Voltando ao início, retomando a hipótese do vínculo entre religião e educação, que se deseja pautado pela ética, formulo uma dupla interrogação que, podendo afigurar-se dissonante dela, constitui um desafio ao leitor desta obra: a primeira é de Tomáš Halík (2016, p. 72): “se a religião for expulsa da vida pública, o que é que entrará para o lugar deixado vago?”; a segunda é minha: se a educação escolar pública persistir em manter afastado o conhecimento que investigadores como Carlos Fernandes Maia apuram, a fim de compreender o fenómeno religioso, o que ficará em falta na formação de cada ser humano e na construção da humanidade futura?
Referências:
Borges, A. (2022). As religiões na escola. Diário de Notícias, 8 de Outubro. https://www.dn.pt/opiniao/as-religioes-na-escola-15232795.html.Gouveia Monteiro, J. (2012). À volta das três religiões do Livro. In A. Borges & J. Gouveia Monteiro. As três religiões do Livro (17-22). Imprensa da Universidade de Coimbra.
Halík, T. (2016). Com a hipótese de Deus ou sem ela. In T. Halík & A. Grün. O abandono de Deus: quando a crença e a descrença se abraçam (67-87). Paulinas Editora.
Maia, C. F. (2019). Ética e educação nos quatro evangelhos: uma antropeugogia inadiável. Chiado.

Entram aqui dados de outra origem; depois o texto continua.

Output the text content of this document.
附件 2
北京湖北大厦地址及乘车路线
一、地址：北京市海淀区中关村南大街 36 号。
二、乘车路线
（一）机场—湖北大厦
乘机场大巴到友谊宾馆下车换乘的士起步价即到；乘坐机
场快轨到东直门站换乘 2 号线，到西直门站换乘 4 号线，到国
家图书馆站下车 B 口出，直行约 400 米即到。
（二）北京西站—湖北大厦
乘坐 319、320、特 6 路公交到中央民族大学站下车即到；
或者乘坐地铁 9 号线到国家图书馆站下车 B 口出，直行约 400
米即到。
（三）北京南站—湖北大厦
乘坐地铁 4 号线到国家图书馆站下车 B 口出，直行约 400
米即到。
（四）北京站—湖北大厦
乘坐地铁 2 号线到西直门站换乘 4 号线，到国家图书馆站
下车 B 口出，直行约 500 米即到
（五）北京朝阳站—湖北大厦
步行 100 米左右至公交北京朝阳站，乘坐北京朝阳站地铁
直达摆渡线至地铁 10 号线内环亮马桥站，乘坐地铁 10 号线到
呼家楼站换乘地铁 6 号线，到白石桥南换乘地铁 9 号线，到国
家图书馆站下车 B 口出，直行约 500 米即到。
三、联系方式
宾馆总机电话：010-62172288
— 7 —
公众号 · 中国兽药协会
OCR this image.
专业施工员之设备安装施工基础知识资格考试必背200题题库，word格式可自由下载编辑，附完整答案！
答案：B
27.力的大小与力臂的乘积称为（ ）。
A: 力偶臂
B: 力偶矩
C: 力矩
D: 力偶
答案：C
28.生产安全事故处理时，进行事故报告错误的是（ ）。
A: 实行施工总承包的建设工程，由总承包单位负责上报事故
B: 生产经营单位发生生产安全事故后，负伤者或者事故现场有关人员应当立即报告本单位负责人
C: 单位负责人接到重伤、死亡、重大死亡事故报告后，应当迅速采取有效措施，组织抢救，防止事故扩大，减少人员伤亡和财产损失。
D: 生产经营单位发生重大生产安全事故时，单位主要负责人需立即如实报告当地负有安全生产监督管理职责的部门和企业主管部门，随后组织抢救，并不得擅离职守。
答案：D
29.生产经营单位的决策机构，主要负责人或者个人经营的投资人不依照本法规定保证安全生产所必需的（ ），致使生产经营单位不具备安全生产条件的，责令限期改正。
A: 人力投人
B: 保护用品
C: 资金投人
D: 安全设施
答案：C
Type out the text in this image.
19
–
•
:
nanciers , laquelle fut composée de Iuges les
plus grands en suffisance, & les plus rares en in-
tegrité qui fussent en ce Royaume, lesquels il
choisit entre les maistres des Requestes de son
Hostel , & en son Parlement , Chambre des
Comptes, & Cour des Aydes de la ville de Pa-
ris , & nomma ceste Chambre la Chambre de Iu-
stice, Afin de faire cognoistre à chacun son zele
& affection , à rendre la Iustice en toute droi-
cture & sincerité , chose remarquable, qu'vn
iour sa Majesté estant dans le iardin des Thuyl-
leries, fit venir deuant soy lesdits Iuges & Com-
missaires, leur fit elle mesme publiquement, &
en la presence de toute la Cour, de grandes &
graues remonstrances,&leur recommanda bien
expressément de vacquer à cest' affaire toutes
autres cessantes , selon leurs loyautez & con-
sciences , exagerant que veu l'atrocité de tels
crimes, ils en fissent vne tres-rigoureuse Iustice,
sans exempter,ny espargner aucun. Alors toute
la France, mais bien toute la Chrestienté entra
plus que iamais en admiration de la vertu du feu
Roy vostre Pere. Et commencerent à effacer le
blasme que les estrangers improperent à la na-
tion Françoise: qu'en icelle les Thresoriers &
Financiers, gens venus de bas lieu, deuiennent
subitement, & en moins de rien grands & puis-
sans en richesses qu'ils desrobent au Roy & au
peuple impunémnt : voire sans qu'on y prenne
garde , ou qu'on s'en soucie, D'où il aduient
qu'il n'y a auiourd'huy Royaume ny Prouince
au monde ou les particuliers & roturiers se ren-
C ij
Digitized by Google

Ricoeur, P. (1993). É importante manter, desde o início, a dimensão política da educação (entrevista de Anita Kechikian a Paul Ricoeur). In A. Kechikian. Os filósofos e a educação (pp. 69-76). Edições Colibri.
1 comentário:
Eu concordo que "nem só de pão vive o Homem". O Cristianismo serviu para apaziguar os chefes dos antigos bárbaros e dar-lhes alguma ilustração em cultura greco-latina. Agora que a barbárie toma conta das nossas escolas EB 1, 2, 3 + JI + S, não me parece que a comissão europeia e a OCDE, consigam, ou queiram, baseadas apenas em critérios económicos, alargar o âmbito das aprendizagens essenciais à ética e à moral que tanta falta nos fazem. Por outro lado, introduzir o estudo de todas as religiões nas escolas e jardins de infância, para habilitar a juventude a saber distinguir o Bem do Mal, seria contraproducente, tendo em vista os milhares de doutrinas que teriam de ser lecionadas num sistema de ensino que se carateriza pela facilidade e falta de rigor. A entropia do sistema iria aumentar. Eu nunca vi surgir, espontaneamente de um terreiro ao abandono nenhuma catedral gótica, nem nenhum Mosteiro da Batalha. Para que não se dê a ruína total, há que trabalhar na construção de um sistema moral, ou religioso, que ponha ordem no novo mundo que está a chegar!